Cable is still "comfortably" the biggest pay-TV platform in Western Europe, according to the report, but its dominance is believed to be on the wane: in 2000 cable TV accounted for 77% of pay-TV subscribers, but by the end of 2009 this had fallen to 54%, and is forecast to fall further to 43% by the end of 2015.
DTH was the big beneficiary initially of this fall in cable TV's share, taking 23% of pay-TV subscribers in 2000, rising to 28% in 2009, but forecast to slip to 27% by 2015. Pay DTH growth beyond 2009 is predicted to be limited by the rise of IPTV, which accounted for 9% of pay-TV homes in 2009, but is forecast to double this share to 18% by the end of 2015 - potentially challenging DTH for second place shortly after the forecast period, according to Informa Telecoms & Media.

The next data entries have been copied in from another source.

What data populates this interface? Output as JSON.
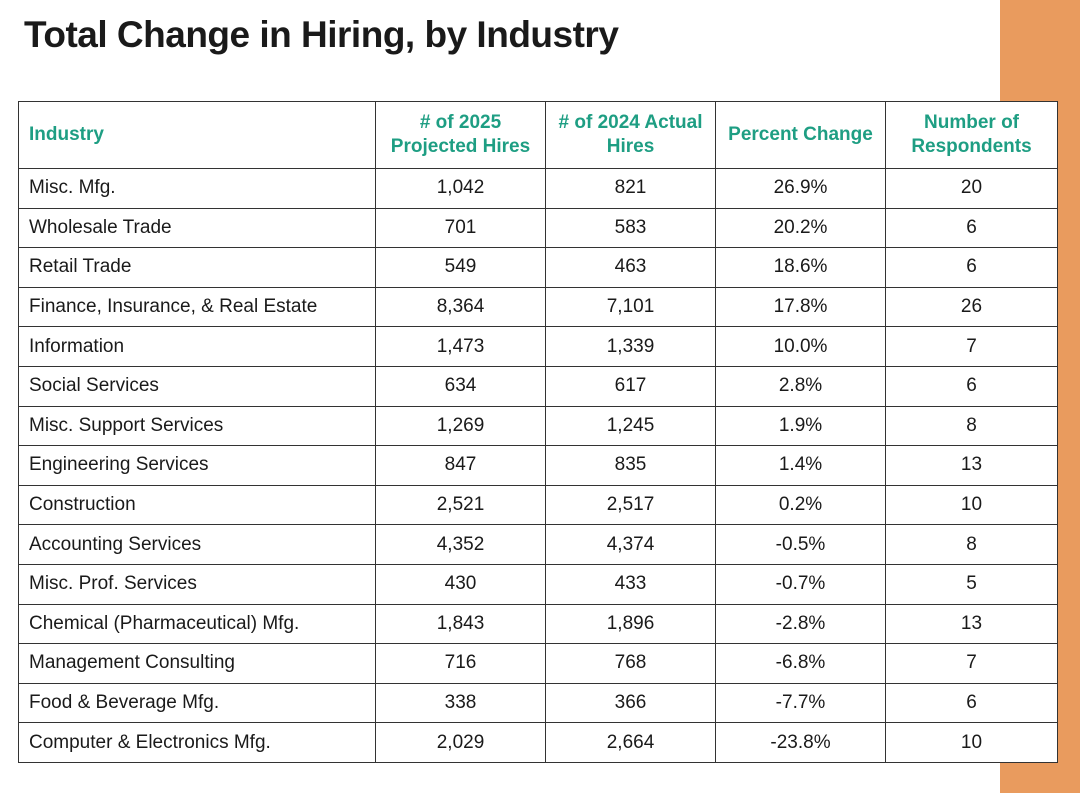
{
  "colors": {
    "accent": "#E99B5E",
    "header_text": "#1E9E83"
  },
  "page": {
    "title": "Total Change in Hiring, by Industry"
  },
  "chart_data": {
    "type": "table",
    "title": "Total Change in Hiring, by Industry",
    "columns": [
      "Industry",
      "# of 2025 Projected Hires",
      "# of 2024 Actual Hires",
      "Percent Change",
      "Number of Respondents"
    ],
    "rows": [
      [
        "Misc. Mfg.",
        "1,042",
        "821",
        "26.9%",
        "20"
      ],
      [
        "Wholesale Trade",
        "701",
        "583",
        "20.2%",
        "6"
      ],
      [
        "Retail Trade",
        "549",
        "463",
        "18.6%",
        "6"
      ],
      [
        "Finance, Insurance, & Real Estate",
        "8,364",
        "7,101",
        "17.8%",
        "26"
      ],
      [
        "Information",
        "1,473",
        "1,339",
        "10.0%",
        "7"
      ],
      [
        "Social Services",
        "634",
        "617",
        "2.8%",
        "6"
      ],
      [
        "Misc. Support Services",
        "1,269",
        "1,245",
        "1.9%",
        "8"
      ],
      [
        "Engineering Services",
        "847",
        "835",
        "1.4%",
        "13"
      ],
      [
        "Construction",
        "2,521",
        "2,517",
        "0.2%",
        "10"
      ],
      [
        "Accounting Services",
        "4,352",
        "4,374",
        "-0.5%",
        "8"
      ],
      [
        "Misc. Prof. Services",
        "430",
        "433",
        "-0.7%",
        "5"
      ],
      [
        "Chemical (Pharmaceutical) Mfg.",
        "1,843",
        "1,896",
        "-2.8%",
        "13"
      ],
      [
        "Management Consulting",
        "716",
        "768",
        "-6.8%",
        "7"
      ],
      [
        "Food & Beverage Mfg.",
        "338",
        "366",
        "-7.7%",
        "6"
      ],
      [
        "Computer & Electronics Mfg.",
        "2,029",
        "2,664",
        "-23.8%",
        "10"
      ]
    ]
  }
}
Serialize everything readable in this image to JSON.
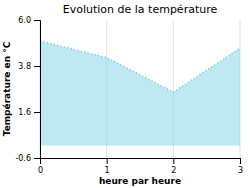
{
  "chart_data": {
    "type": "area",
    "title": "Evolution de la température",
    "x_label": "heure par heure",
    "y_label": "Température en °C",
    "x": [
      0,
      1,
      2,
      3
    ],
    "values": [
      5.0,
      4.2,
      2.55,
      4.65
    ],
    "color": "#7dd4e8",
    "line_style": "dotted",
    "xlim": [
      0,
      3
    ],
    "ylim": [
      -0.6,
      6.0
    ],
    "xticks": [
      0,
      1,
      2,
      3
    ],
    "yticks": [
      -0.6,
      1.6,
      3.8,
      {
        "value": 6,
        "label": "6.0"
      }
    ],
    "grid": "x"
  }
}
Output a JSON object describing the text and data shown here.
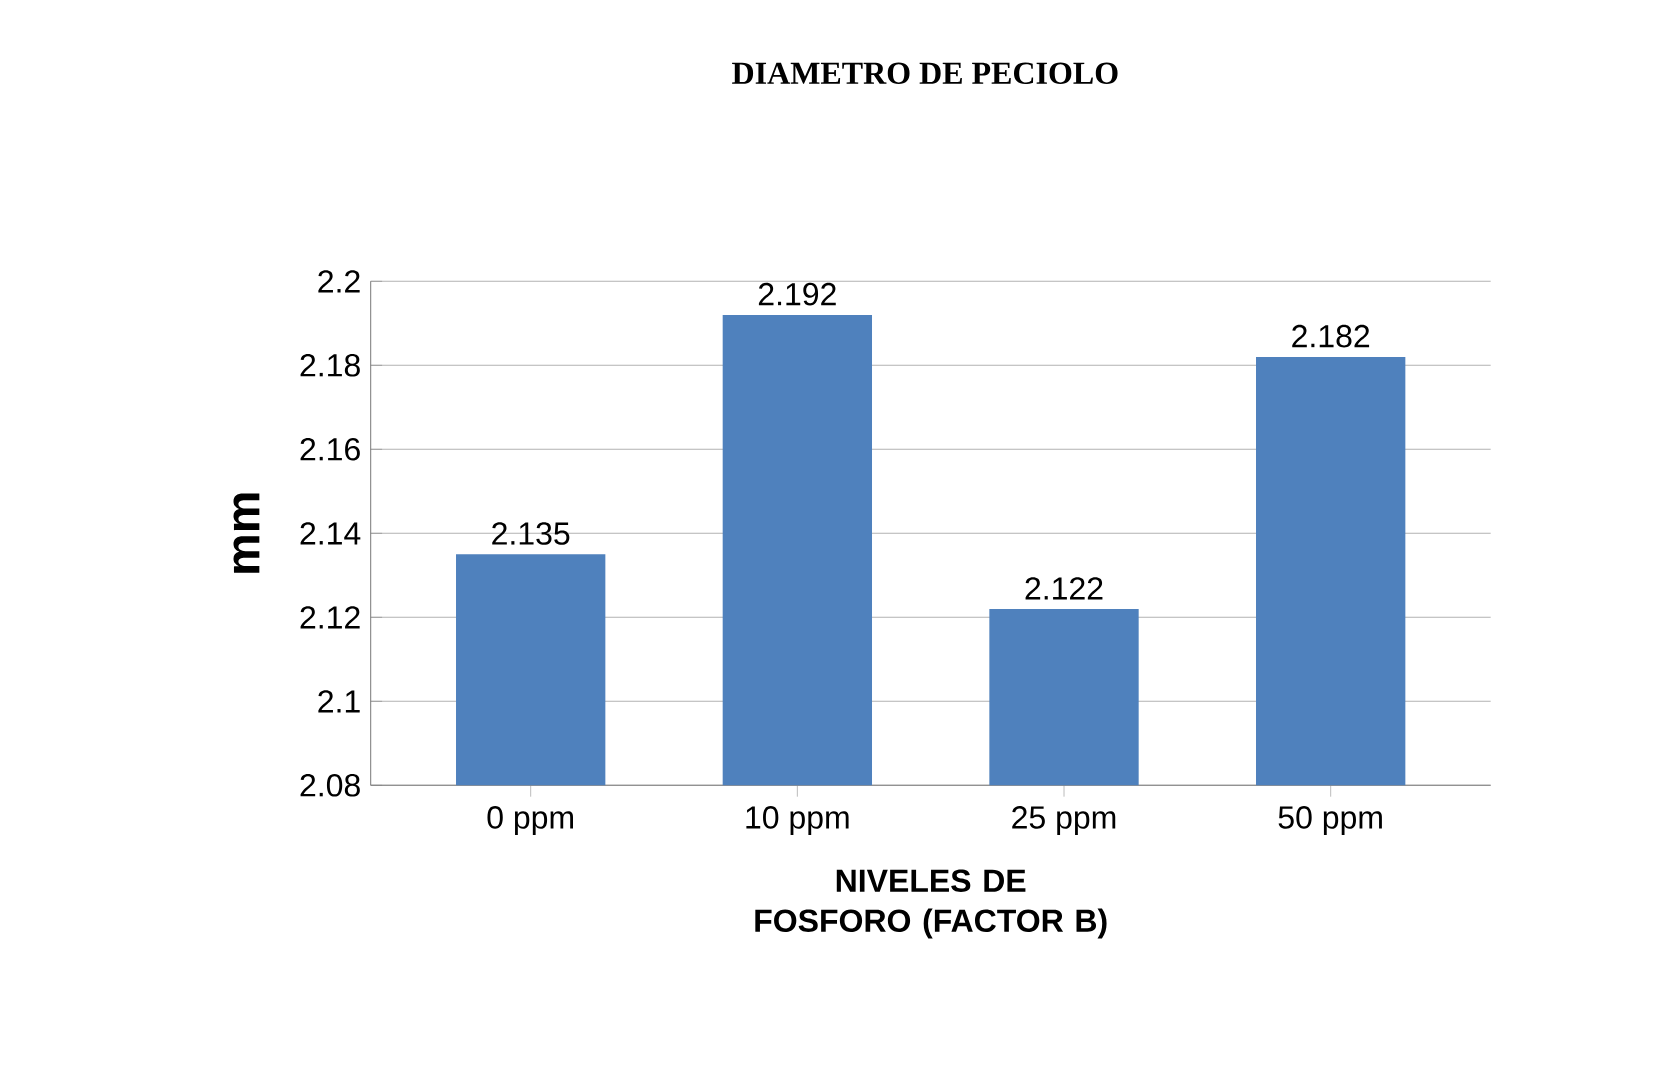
{
  "chart_data": {
    "type": "bar",
    "title": "DIAMETRO DE PECIOLO",
    "xlabel": "NIVELES DE FOSFORO (FACTOR  B)",
    "ylabel": "mm",
    "categories": [
      "0 ppm",
      "10 ppm",
      "25 ppm",
      "50 ppm"
    ],
    "values": [
      2.135,
      2.192,
      2.122,
      2.182
    ],
    "color": "#4f81bd",
    "ylim": [
      2.08,
      2.2
    ],
    "yticks": [
      2.08,
      2.1,
      2.12,
      2.14,
      2.16,
      2.18,
      2.2
    ],
    "grid": "y",
    "data_labels": true
  }
}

Traditional pay-TV services are described as coming under pressure from several directions: free and low-cost options are forcing premium pay-TV services to justify their subscription prices, leading to an increasing reliance on technology innovations such as HDTV, VOD, DVRs and 3DTV to "prove" their added value. The economic downturn is also believed to have presented a further challenge for pay-TV, as it bids for diminishing consumer spending power against a range of alternative entertainment options.
There is believed to be little evidence still that over-the-top (OTT) TV services are taking significant numbers away from pay-TV, but as OTT improves its offering, pay-TV operators are believed to be "sensibly" adapting to changing consumer tastes with new initiatives such as multi-screen strategies.
Most countries in Western Europe are believed to be making good progress in their analogue-to-digital conversion: digital DTT is predicted to be the primary TV services in 37% of TV households by the end of 2015, while digital cable and DTH will take 21% and 17% respectively. IPTV is expected to be the primary TV service in 11% of the region's TV households by the end of 2015, while free-to-air digital satellite will take 9%.
Western Europe digital TV households numbers are expected to record 42% growth between 2009 and 2015, having passed the 100mn subscribers milestone in 2008, and is expected to pass 150mn sometime in 2012. Pay-TV revenues are expected to exceed US$ 30bn in 2010, but growth thereafter will be limited, according to the report, as the value of pay-TV is affected by an increasing reliance on multi-play bundles.